Trinta e oito anos depois, a imagem é outra — a prisão de Curitiba. O momento histórico também mudou.
Nesta madrugada, confirmou-se a notícia que todos adivinhavam. Era só uma questão de tempo, mas a decisão só não foi divulgada antes, para não dar na vista, não desmoralizar demais pela vergonha, não machucar de pela covardia.
Num espetáculo que se repete, a notícia era que os direitos de Lula não seriam respeitados — mais uma vez.
Já havia sido assim na condenação sem prova pela Lava Jato. A cena se repetiu em abril de 2018, no 6 a 5 do STF que, com ajuda de um twitter intimidador do comandante do Exército, impediu a restauração do transito em julgado, princípio constitucional que teria impedido sua prisão. Quem sabe, ainda teria permitido sua presença na campanha presidencial.
Também foi assim em julho, quando o desembargador Rogério Favretto concedeu um habeas corpus pela soltura imediata de Lula. Fundamentada na melhor jurispruência, com apoio personagens insuspeitos do direito, inclusive mestres de Sérgio Moro, a decisão acabou bloqueada numa operação de guerra, na qual o plantão da Polícia Federal, a Vara de Curitiba e o TRF-4 se mobilizaram para garantir que a porta da prisão permanecesse fechada — embora Lula já tivesse sido orientado a fazer as malas porque sua saída era iminente.
A decisão, sobre o enterro de Vavá, é uma reincidência, mas envolve envolve direitos mais elementares. Não se tratava, a rigor, de garantir a liberdade de Lula, mesmo que por algumas horas. Muito menos que isso.
Como se o mais popular dos presidentes tivesse sido transformado numa fera selvagem detida num zoológico, o pedido equivalia a tentar exercer o direito de espreguiçar-se à frente do público, antes de retornar calmamente para o fundo da jaula. Sem mostrar as garras, é claro.
Lula só pediu isso. Sob escolta, como determina o artigo 120, queria encarar pela última vez o rosto do irmão, naquele esforço íntimo de tentar gravar com força na memória uma imagem que se quer preservar para sempre. Ao saber da morte de Vavá, lamentou que não tivera a oportunidade de despedir-se dele em vida.
Numa família de oito irmãos na qual onde um pai ausente tratava os filhos com violência e pouco caso, o primogênito Vavá teve um papel importante na defesa dos menores, inclusive Lula, o caçula que ninguém podia imaginar que se tornaria quem é.

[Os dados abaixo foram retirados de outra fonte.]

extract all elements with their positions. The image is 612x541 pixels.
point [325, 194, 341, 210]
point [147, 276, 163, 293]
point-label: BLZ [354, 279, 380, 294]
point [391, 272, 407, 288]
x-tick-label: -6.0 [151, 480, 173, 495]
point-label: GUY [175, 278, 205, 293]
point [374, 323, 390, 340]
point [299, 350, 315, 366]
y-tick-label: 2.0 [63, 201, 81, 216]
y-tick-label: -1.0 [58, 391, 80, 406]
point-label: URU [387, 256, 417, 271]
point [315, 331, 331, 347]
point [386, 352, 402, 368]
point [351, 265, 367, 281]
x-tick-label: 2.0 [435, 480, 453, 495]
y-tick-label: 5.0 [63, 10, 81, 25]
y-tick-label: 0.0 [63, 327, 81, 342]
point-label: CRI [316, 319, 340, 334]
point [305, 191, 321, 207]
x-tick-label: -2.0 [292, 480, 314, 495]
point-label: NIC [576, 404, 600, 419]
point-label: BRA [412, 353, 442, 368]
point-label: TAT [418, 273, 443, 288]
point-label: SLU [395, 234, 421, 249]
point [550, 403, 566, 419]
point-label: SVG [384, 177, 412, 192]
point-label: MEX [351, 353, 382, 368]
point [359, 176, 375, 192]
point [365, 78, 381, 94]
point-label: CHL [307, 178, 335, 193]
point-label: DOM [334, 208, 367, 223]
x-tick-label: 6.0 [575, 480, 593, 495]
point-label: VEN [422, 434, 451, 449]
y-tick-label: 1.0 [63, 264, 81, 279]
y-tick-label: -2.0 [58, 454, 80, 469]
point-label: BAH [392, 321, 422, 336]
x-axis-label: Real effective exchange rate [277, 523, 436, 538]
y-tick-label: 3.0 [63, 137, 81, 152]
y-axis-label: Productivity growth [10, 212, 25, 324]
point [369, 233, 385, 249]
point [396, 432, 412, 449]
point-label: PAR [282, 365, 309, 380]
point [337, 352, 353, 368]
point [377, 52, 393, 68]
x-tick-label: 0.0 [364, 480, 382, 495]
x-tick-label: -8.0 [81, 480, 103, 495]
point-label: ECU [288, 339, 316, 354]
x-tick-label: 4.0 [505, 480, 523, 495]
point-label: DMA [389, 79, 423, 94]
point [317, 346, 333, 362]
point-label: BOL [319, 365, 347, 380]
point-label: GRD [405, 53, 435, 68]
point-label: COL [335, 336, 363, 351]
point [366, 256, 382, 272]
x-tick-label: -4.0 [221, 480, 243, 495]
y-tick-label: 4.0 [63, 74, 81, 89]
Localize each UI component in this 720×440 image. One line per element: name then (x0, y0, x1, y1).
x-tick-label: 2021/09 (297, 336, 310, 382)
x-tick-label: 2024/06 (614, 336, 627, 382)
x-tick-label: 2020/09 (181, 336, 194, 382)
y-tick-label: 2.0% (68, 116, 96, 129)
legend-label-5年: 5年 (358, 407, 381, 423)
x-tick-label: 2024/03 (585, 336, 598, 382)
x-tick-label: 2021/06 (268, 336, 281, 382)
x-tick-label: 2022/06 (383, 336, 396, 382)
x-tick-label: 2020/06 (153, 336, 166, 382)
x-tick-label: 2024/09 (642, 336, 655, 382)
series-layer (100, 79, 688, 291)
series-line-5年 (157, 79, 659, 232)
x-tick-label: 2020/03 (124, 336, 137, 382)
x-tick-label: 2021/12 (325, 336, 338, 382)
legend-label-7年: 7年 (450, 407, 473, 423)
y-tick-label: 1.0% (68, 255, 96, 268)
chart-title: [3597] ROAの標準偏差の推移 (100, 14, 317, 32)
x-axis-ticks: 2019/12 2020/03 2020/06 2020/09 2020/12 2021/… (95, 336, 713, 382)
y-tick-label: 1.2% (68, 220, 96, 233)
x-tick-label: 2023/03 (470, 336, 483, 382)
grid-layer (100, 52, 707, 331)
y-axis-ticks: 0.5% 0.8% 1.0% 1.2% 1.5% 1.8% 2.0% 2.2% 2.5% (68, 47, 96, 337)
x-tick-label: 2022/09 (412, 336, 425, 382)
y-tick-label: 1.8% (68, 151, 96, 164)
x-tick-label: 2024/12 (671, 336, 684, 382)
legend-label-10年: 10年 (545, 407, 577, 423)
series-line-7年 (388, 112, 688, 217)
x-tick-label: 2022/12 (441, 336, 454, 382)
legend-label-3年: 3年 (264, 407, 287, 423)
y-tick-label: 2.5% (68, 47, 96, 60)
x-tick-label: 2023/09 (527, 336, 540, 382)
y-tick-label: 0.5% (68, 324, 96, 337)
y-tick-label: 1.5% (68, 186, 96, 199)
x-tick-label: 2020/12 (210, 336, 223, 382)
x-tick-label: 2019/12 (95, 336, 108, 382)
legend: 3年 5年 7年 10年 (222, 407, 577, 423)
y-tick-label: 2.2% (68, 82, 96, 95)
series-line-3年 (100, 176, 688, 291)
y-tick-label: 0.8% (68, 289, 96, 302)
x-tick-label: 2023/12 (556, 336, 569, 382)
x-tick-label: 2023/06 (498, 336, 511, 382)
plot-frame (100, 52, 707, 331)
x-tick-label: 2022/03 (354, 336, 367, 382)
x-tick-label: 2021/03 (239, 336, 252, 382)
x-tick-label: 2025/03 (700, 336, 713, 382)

Num depoimento a jornalista Denise Paraná, autora de “Lula, o filho do Brasil”, Vavá falou da vida de criança : “nunca tivemos infância. Nunca tivemos um brinquedo. Você não tinha um sapato para por, não podia jogar futebol”. Ele fala de Lula no tom de quem sabe o lugar de cada um na construção de seu destino, inclusive no esforço para uma formação profissional, anterior a tudo que veio depois: “o único que conseguiu estudar no Senai foi o Lula. Fez o Senai trabalhando,” disse Vavá a Denise Paraná, em tom de reconhecimento pelo esforço do irmão mais novo.
Você pode procurar os motivos alegados para impedir Lula — mais uma vez — de exercer um direito assegurado por lei. A primeira alegação é de “indisponibilidade de de transporte aéreo em tempo hábil”, argumentou o delegado Luciano Flores de Lima. Ele também falou em “ausência de policiais disponíveis para assegurar a ordem pública” e “perturbações a tranquilidade da cerimonia fúnebre pelo aparato necessário para levar Lula”. Alinhada, a Secretaria de Segurança Pública de São Paulo, sob o governo Dória, também disse que não podia dar garantias quanto a manutenção da ordem.
A lista é longa mas ali não se encontra a verdadeira razão. Ela é inconfessável. Como se pode aprender a partir de uma observação do professor Emir Sader, no programa Boa Noite 247, ontem.
O Brasil de Bolsonaro e da Lava Jato não pode conviver com a liberdade de Lula — seja de forma permanente, seja por um dia, uma hora, um minuto. Nem que seja para permitir que um ex-presidente da República compareça ao enterro do irmão mais velho.
Esta é a lição do dia. Alguma dúvida?